Matthew94 said:
Yeah because games get more expensive each gen.
Oh wait, they don't.
N64 games were £40-50. PS3 games retail for £40 and most pay £30 or less within a few days/weeks.
Do you REALLY think they will price their product outside of the reach of the average consumer? No, it would be suicide.
I'm going to phrase this politely, this time.
What has changed is that it's increasingly common to sell system hardware at a loss. The Nintendo 3DS is now being produced at a signifcant loss on every unit sold, as was the PS3; it still may be, for all I know.
When the PS3 first came out, it was revealed that some of the unfortunate first-run big-name title providers would have to sell two and a half copies of their game for every PS3 that had been purchased at the time.
Take the shallowest of looks around the site, and you will see countless articles and posts about day-one DLC, complaints about piracy, anger about game price increases, industry hatred of the used-game market, the closures of studios whose games "only" sold in the high six- and low seven-figure range, expansion of the independent and "phone games" markets.
All of these articles point to one very simple fact. Games are getting more and more expensive to make, and prices are artificially, unsustainably low.
If you look at a game from the N64 era, you might take a moment to look at the end credits. It may have a couple dozen names. If you look at a similarly priced game from the XBox 360 and PS3 era, the credits will frequently roll on long enough to play all the way through a couple of popular songs.
Every single one of those names has to draw a paycheck. The texture artists, the modelers, the motion-capture guys, the beta-testers, the voice-actors who dubbed the game into German.
Delivering the next-generation experience that justifies customers making the leap simply means
more texture artists, modelers, motion capture guys, etc. etc. For the poor schmucks who spearhead the charge into the next generation, it means fighting with a cumbersome new piece of hardware, more complicated than the last, whose development kits probably haven't had all the bugs ironed out yet. The reward for this struggle is getting to create games that will be sold at full price only to the tiny pool of early adopters, many of whom will probably deride the work as not really taking advantage of the new platform and being too reminiscent of the last generation.
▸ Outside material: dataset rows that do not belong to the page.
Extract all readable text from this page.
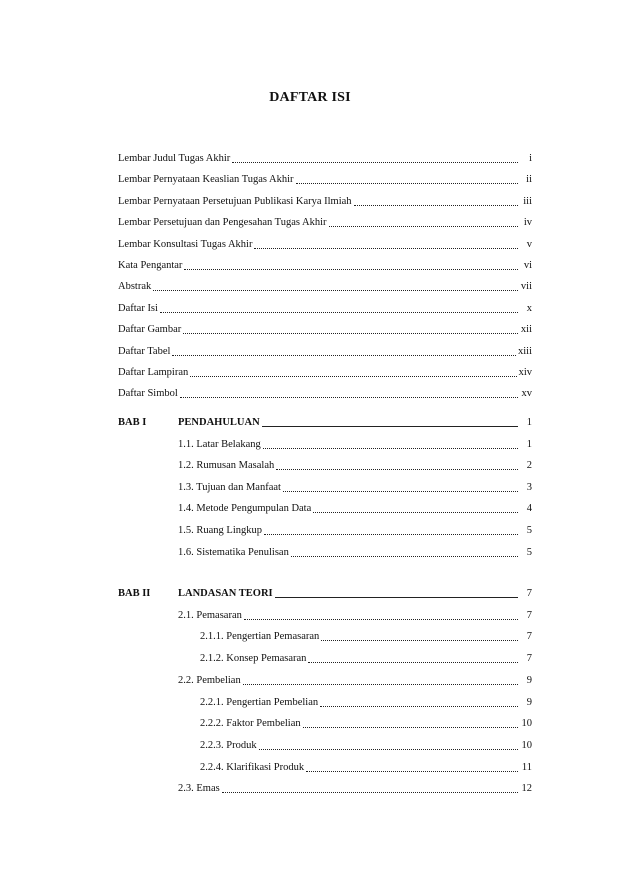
DAFTAR ISI
Lembar Judul Tugas Akhir	i
Lembar Pernyataan Keaslian Tugas Akhir	ii
Lembar Pernyataan Persetujuan Publikasi Karya Ilmiah	iii
Lembar Persetujuan dan Pengesahan Tugas Akhir	iv
Lembar Konsultasi Tugas Akhir	v
Kata Pengantar	vi
Abstrak	vii
Daftar Isi	x
Daftar Gambar	xii
Daftar Tabel	xiii
Daftar Lampiran	xiv
Daftar Simbol	xv
BAB I	PENDAHULUAN	1
1.1. Latar Belakang	1
1.2. Rumusan Masalah	2
1.3. Tujuan dan Manfaat	3
1.4. Metode Pengumpulan Data	4
1.5. Ruang Lingkup	5
1.6. Sistematika Penulisan	5
BAB II	LANDASAN TEORI	7
2.1. Pemasaran	7
2.1.1. Pengertian Pemasaran	7
2.1.2. Konsep Pemasaran	7
2.2. Pembelian	9
2.2.1. Pengertian Pembelian	9
2.2.2. Faktor Pembelian	10
2.2.3. Produk	10
2.2.4. Klarifikasi Produk	11
2.3. Emas	12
And the hardware side gets to go through another run of manufacturing underruns and production snafus and red-rings-of-death.
These kinds of conditions were hard enough to financially justify when, for example, the Japanese video game market was healthy.
There is a reason why the places the market is expanding right now are in small-team projects like cell phone games and Facebook games. There is a reason why there's an increased consolidation among the groups responsible for producing AAA-titles, and so many subcontracted development teams either get absorbed into bigger companies wholesale or close their doors.
There is a reason the big three haven't been eager to push into a new generation. These developments did not occur in a vacuum.
The fact that you can jump up and down on the edge of a cliff for years singing "Nothing ever changes, la la la la la" does not preclude the possibility that one day your jumping causes the whole thing to give way underneath you. Or as stock traders like to say, "Past performance is not an indicator of future results."
Before you make blithe assumptions about the cliff, take a look at the cracks.